China on Monday suspended trading in equities on the first session of 2016 after shares on its stock exchanges plunged by 7 per cent, but for a similar kind of action in India, a 20 per cent movement is required.
Incidentally, the new circuit-breaker mechanism, intended to reduce excessive volatility in Chinese shares went into force from today.
Under this rule, following a 5 per cent drop in the CSI300 index, trading is halted in both Shanghai and Shenzhen exchanges for 15 minutes.
If the index falls further to 7 per cent, the markets are closed for the rest of the day.
However, for India, trading halts or suspension require a much wider fluctuation.
The index-based market-wide circuit breaker system applies at three stages of the index movement - 10 per cent, 15 per cent and 20 per cent.
These circuit-breakers when triggered bring about a coordinated trading halt in all equity and equity derivative markets in the country.

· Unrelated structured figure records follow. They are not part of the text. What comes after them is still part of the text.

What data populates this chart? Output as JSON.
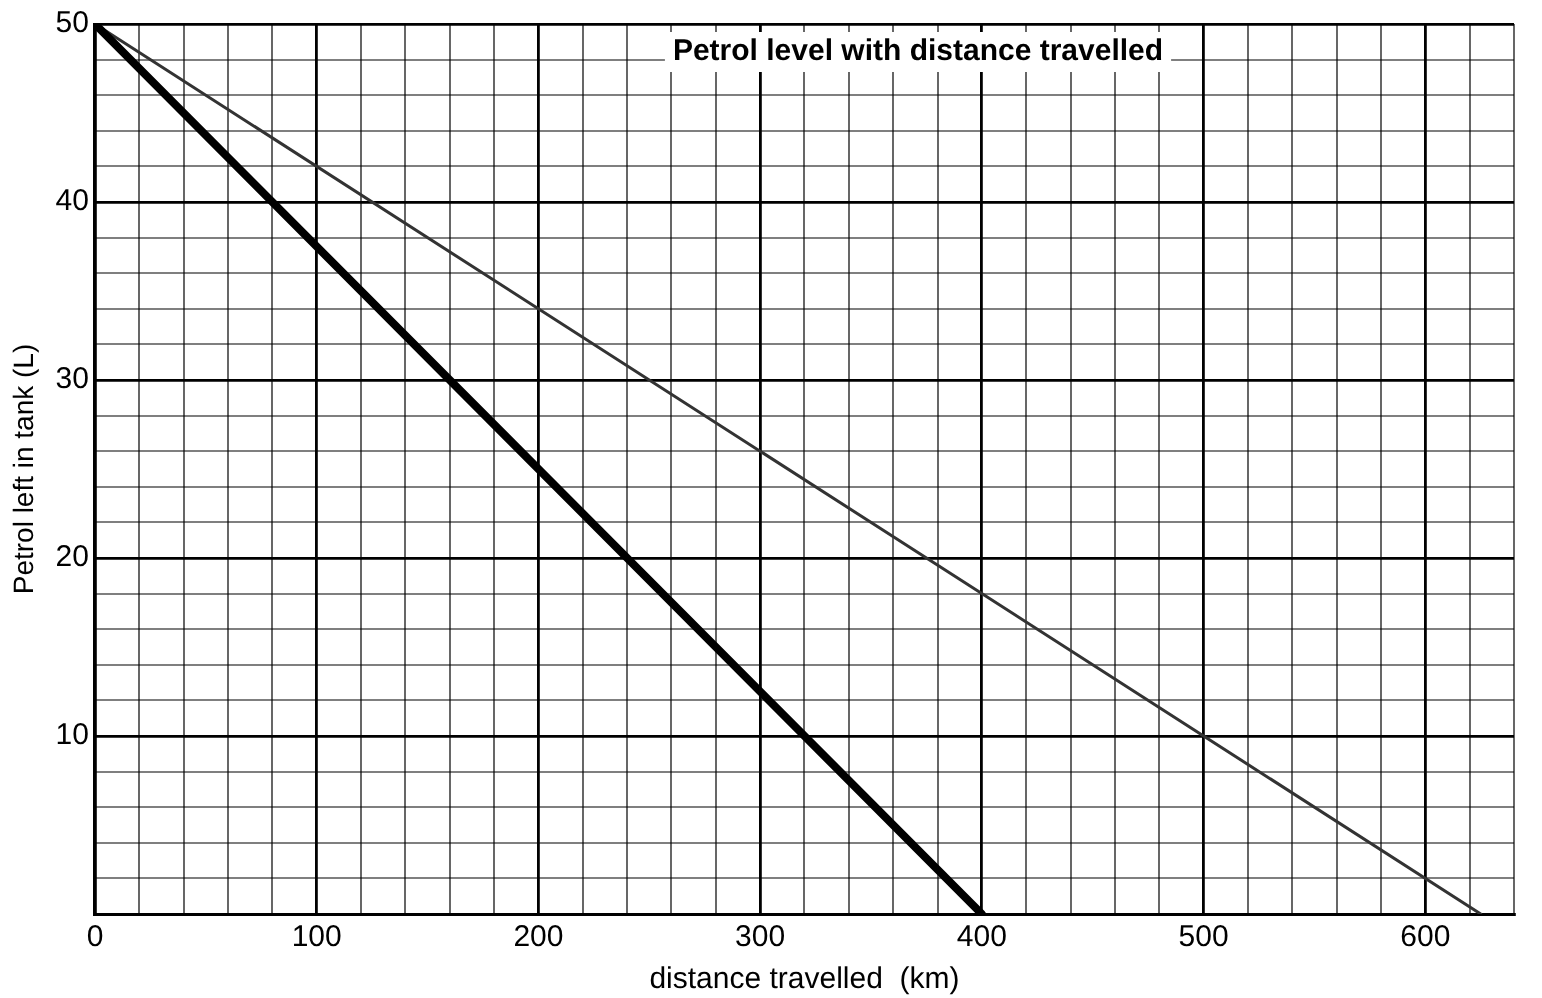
{
  "chart_data": {
    "type": "line",
    "title": "Petrol level with distance travelled",
    "xlabel": "distance travelled  (km)",
    "ylabel": "Petrol left in tank (L)",
    "series": [
      {
        "x": [
          0,
          400
        ],
        "values": [
          50,
          0
        ],
        "color": "#000000"
      },
      {
        "x": [
          0,
          625
        ],
        "values": [
          50,
          0
        ],
        "color": "#333333"
      }
    ],
    "xlim": [
      0,
      640
    ],
    "ylim": [
      0,
      50
    ],
    "xticks": [
      0,
      {
        "value": 20,
        "label": null
      },
      {
        "value": 40,
        "label": null
      },
      {
        "value": 60,
        "label": null
      },
      {
        "value": 80,
        "label": null
      },
      100,
      {
        "value": 120,
        "label": null
      },
      {
        "value": 140,
        "label": null
      },
      {
        "value": 160,
        "label": null
      },
      {
        "value": 180,
        "label": null
      },
      200,
      {
        "value": 220,
        "label": null
      },
      {
        "value": 240,
        "label": null
      },
      {
        "value": 260,
        "label": null
      },
      {
        "value": 280,
        "label": null
      },
      300,
      {
        "value": 320,
        "label": null
      },
      {
        "value": 340,
        "label": null
      },
      {
        "value": 360,
        "label": null
      },
      {
        "value": 380,
        "label": null
      },
      400,
      {
        "value": 420,
        "label": null
      },
      {
        "value": 440,
        "label": null
      },
      {
        "value": 460,
        "label": null
      },
      {
        "value": 480,
        "label": null
      },
      500,
      {
        "value": 520,
        "label": null
      },
      {
        "value": 540,
        "label": null
      },
      {
        "value": 560,
        "label": null
      },
      {
        "value": 580,
        "label": null
      },
      600,
      {
        "value": 620,
        "label": null
      },
      {
        "value": 640,
        "label": null
      }
    ],
    "yticks": [
      {
        "value": 0,
        "label": null
      },
      {
        "value": 2,
        "label": null
      },
      {
        "value": 4,
        "label": null
      },
      {
        "value": 6,
        "label": null
      },
      {
        "value": 8,
        "label": null
      },
      10,
      {
        "value": 12,
        "label": null
      },
      {
        "value": 14,
        "label": null
      },
      {
        "value": 16,
        "label": null
      },
      {
        "value": 18,
        "label": null
      },
      20,
      {
        "value": 22,
        "label": null
      },
      {
        "value": 24,
        "label": null
      },
      {
        "value": 26,
        "label": null
      },
      {
        "value": 28,
        "label": null
      },
      30,
      {
        "value": 32,
        "label": null
      },
      {
        "value": 34,
        "label": null
      },
      {
        "value": 36,
        "label": null
      },
      {
        "value": 38,
        "label": null
      },
      40,
      {
        "value": 42,
        "label": null
      },
      {
        "value": 44,
        "label": null
      },
      {
        "value": 46,
        "label": null
      },
      {
        "value": 48,
        "label": null
      },
      50
    ],
    "grid": true,
    "legend": false,
    "marker": "none",
    "line_style": "solid"
  }
}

Under the Indian rules, a rise or fall of 10 per cent in benchmark index triggers a trading halt across the market for 45 minutes, if such a movement takes place before 1 pm, while halt is of 15 minutes, if a 10 per cent movement happens between 1 pm and 2.30 pm. In case the movement takes place on or after 2.30 pm, there is no trading halt.
In case of a 15 per cent movement, there is a 105 minutes halt if the movement takes place before 1 pm. If the 15 per cent trigger is reached between 1-2 pm, there is a 45 minute halt, while trading is halted for rest of the day if a 15 per cent trigger is reached on or after 2 p.m.
The market-wide circuit breakers are triggered by movement of either the BSE Sensex or the NSE Nifty, whichever is breached earlier.
In case of a 20 per cent movement of the index, the trading is halted for the remainder of the day.